Mr. Ban received a bachelor's degree in international relations from Seoul National University in 1970. In1985, he earned a master's degree in public administration from the Kennedy School of Government at Harvard University.

Prizes and awards

Mr. Ban has received numerous national and international prizes, medals and honours. In 1975, 1986 and again in 2006, he was awarded the ROK’s Highest Order of Service Merit for service to his country.

Personal

Mr. Ban was born on 13 June 1944. He and his wife, Madam Yoo (Ban) Soon-taek, whom he met in high school in 1962, have one son and two daughters. In addition to Korean, Mr. Ban speaks English and French.

 

1.G - The UN System

The International Monetary Fund, the World Bank and 13 other independent organizations known as "specialized agencies" are linked to the UN through cooperative agreements. These agencies, among them the World Health Organization and the International Civil Aviation Organization, are autonomous bodies created by intergovernmental agreement. They have wide-ranging international responsibilities in the economic, social, cultural, educational, health and related fields. Some of them, like the International Labour Organization and the Universal Postal Union, are older than the UN itself.

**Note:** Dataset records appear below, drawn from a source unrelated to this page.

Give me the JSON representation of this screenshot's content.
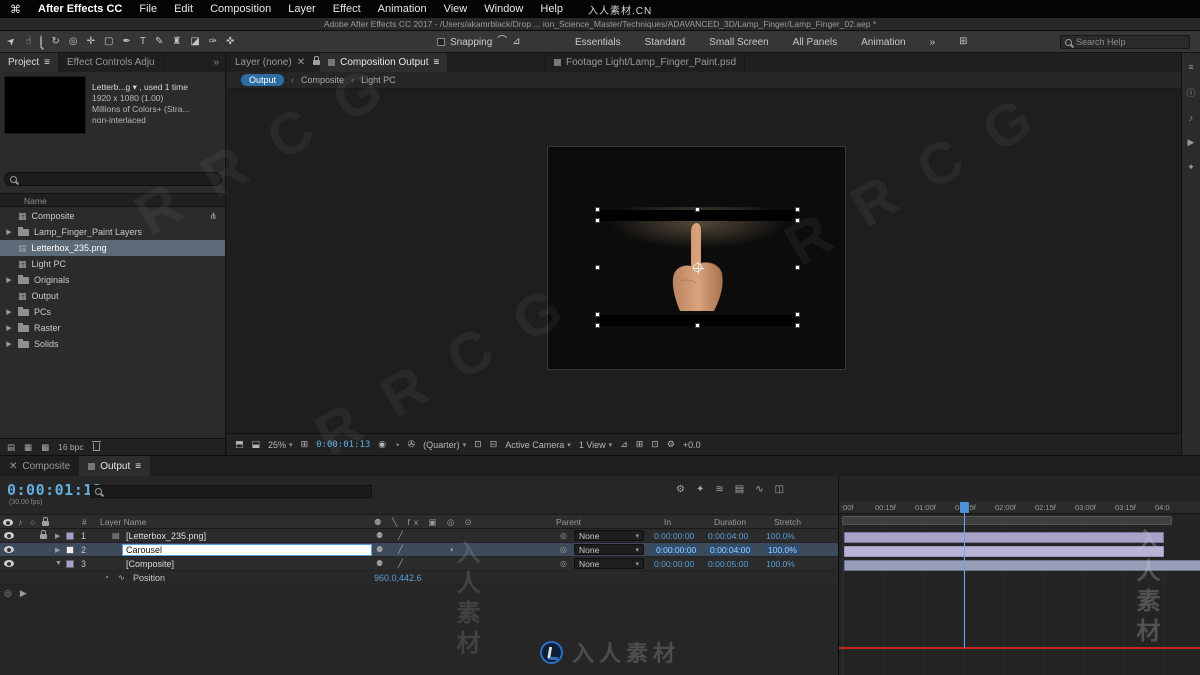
{
  "menubar": {
    "app": "After Effects CC",
    "items": [
      "File",
      "Edit",
      "Composition",
      "Layer",
      "Effect",
      "Animation",
      "View",
      "Window",
      "Help"
    ]
  },
  "titlebar": "Adobe After Effects CC 2017 - /Users/akamrblack/Drop ... ion_Science_Master/Techniques/ADAVANCED_3D/Lamp_Finger/Lamp_Finger_02.aep *",
  "toolbar": {
    "snapping": "Snapping",
    "workspaces": [
      "Essentials",
      "Standard",
      "Small Screen",
      "All Panels",
      "Animation"
    ],
    "overflow": "»",
    "search_placeholder": "Search Help"
  },
  "project": {
    "tab_project": "Project",
    "tab_effects": "Effect Controls Adju",
    "overflow": "»",
    "info_line1": "Letterb...g ▾ , used 1 time",
    "info_line2": "1920 x 1080 (1.00)",
    "info_line3": "Millions of Colors+ (Stra...",
    "info_line4": "non-interlaced",
    "name_header": "Name",
    "items": [
      {
        "label": "Composite",
        "type": "composition"
      },
      {
        "label": "Lamp_Finger_Paint Layers",
        "type": "folder"
      },
      {
        "label": "Letterbox_235.png",
        "type": "footage"
      },
      {
        "label": "Light PC",
        "type": "composition"
      },
      {
        "label": "Originals",
        "type": "folder"
      },
      {
        "label": "Output",
        "type": "composition"
      },
      {
        "label": "PCs",
        "type": "folder"
      },
      {
        "label": "Raster",
        "type": "folder"
      },
      {
        "label": "Solids",
        "type": "folder"
      }
    ],
    "bpc": "16 bpc"
  },
  "viewer": {
    "tab_layer": "Layer (none)",
    "tab_comp": "Composition Output",
    "tab_footage": "Footage Light/Lamp_Finger_Paint.psd",
    "crumb_current": "Output",
    "crumb_sep": "‹",
    "crumb_mid": "Composite",
    "crumb_last": "Light PC",
    "zoom": "25%",
    "time": "0:00:01:13",
    "resolution": "(Quarter)",
    "camera": "Active Camera",
    "view": "1 View",
    "exposure": "+0.0"
  },
  "timeline": {
    "tab_composite": "Composite",
    "tab_output": "Output",
    "timecode": "0:00:01:13",
    "fps": "(30.00 fps)",
    "col_num": "#",
    "col_name": "Layer Name",
    "col_parent": "Parent",
    "col_in": "In",
    "col_duration": "Duration",
    "col_stretch": "Stretch",
    "layers": [
      {
        "num": "1",
        "name": "[Letterbox_235.png]",
        "parent": "None",
        "tin": "0:00:00:00",
        "dur": "0:00:04:00",
        "stretch": "100.0%"
      },
      {
        "num": "2",
        "name": "Carousel",
        "parent": "None",
        "tin": "0:00:00:00",
        "dur": "0:00:04:00",
        "stretch": "100.0%"
      },
      {
        "num": "3",
        "name": "[Composite]",
        "parent": "None",
        "tin": "0:00:00:00",
        "dur": "0:00:05:00",
        "stretch": "100.0%"
      }
    ],
    "prop_name": "Position",
    "prop_value": "960.0,442.6",
    "ruler": [
      ":00f",
      "00:15f",
      "01:00f",
      "01:15f",
      "02:00f",
      "02:15f",
      "03:00f",
      "03:15f",
      "04:0"
    ]
  },
  "watermarks": {
    "corner": "入人素材.CN",
    "diag": "RRCG",
    "vertical": "入人素材",
    "brand": "入人素材"
  },
  "icons": {
    "apple": "⌘",
    "selection": "➤",
    "hand": "☝",
    "rotate": "↻",
    "orbit": "◎",
    "pan": "✛",
    "mask": "▢",
    "pen": "✒",
    "type": "T",
    "brush": "✎",
    "stamp": "♜",
    "eraser": "◪",
    "roto": "✑",
    "puppet": "✜",
    "snap_a": "⌒",
    "snap_b": "⊿",
    "grid": "⊞",
    "burger": "≡",
    "close": "✕",
    "caret": "▾",
    "tw_closed": "▶",
    "tw_open": "▼",
    "comp": "▦",
    "file": "▤",
    "badge": "⋔",
    "audio": "♪",
    "solo": "○",
    "switches_header": "⚉ ╲ fx ▣ ◎ ⊙",
    "row_switch_a": "⚉",
    "row_switch_b": "╱",
    "row_switch_c": "◐",
    "pickwhip": "◎",
    "stopwatch": "◔",
    "graph": "∿",
    "monitor1": "⬒",
    "monitor2": "⬓",
    "camera": "◉",
    "clock": "◔",
    "snail": "✇",
    "view_a": "⊡",
    "view_b": "⊟",
    "gear": "⚙",
    "tl_a": "⚙",
    "tl_b": "✦",
    "tl_c": "≋",
    "tl_d": "▤",
    "tl_e": "∿",
    "tl_f": "◫",
    "dock_a": "≡",
    "dock_b": "ⓘ",
    "dock_c": "♪",
    "dock_d": "▶",
    "dock_e": "✦",
    "proj_a": "▤",
    "proj_b": "▦",
    "proj_c": "▩"
  }
}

In addition, a number of UN offices, programmes and funds — such as the Office of the UN High Commissioner for Refugees (UNHCR), the UN Development Programme (UNDP) and the UN Children's Fund (UNICEF) — work to improve the economic and social condition of people around the world. They report to the General Assembly or the Economic and Social Council.

All these organizations have their own governing bodies, budgets and secretariats. Together with the United Nations, they are known as the UN family, or the UN system. Together, they provide technical assistance and other forms of practical help in virtually all economic and social areas.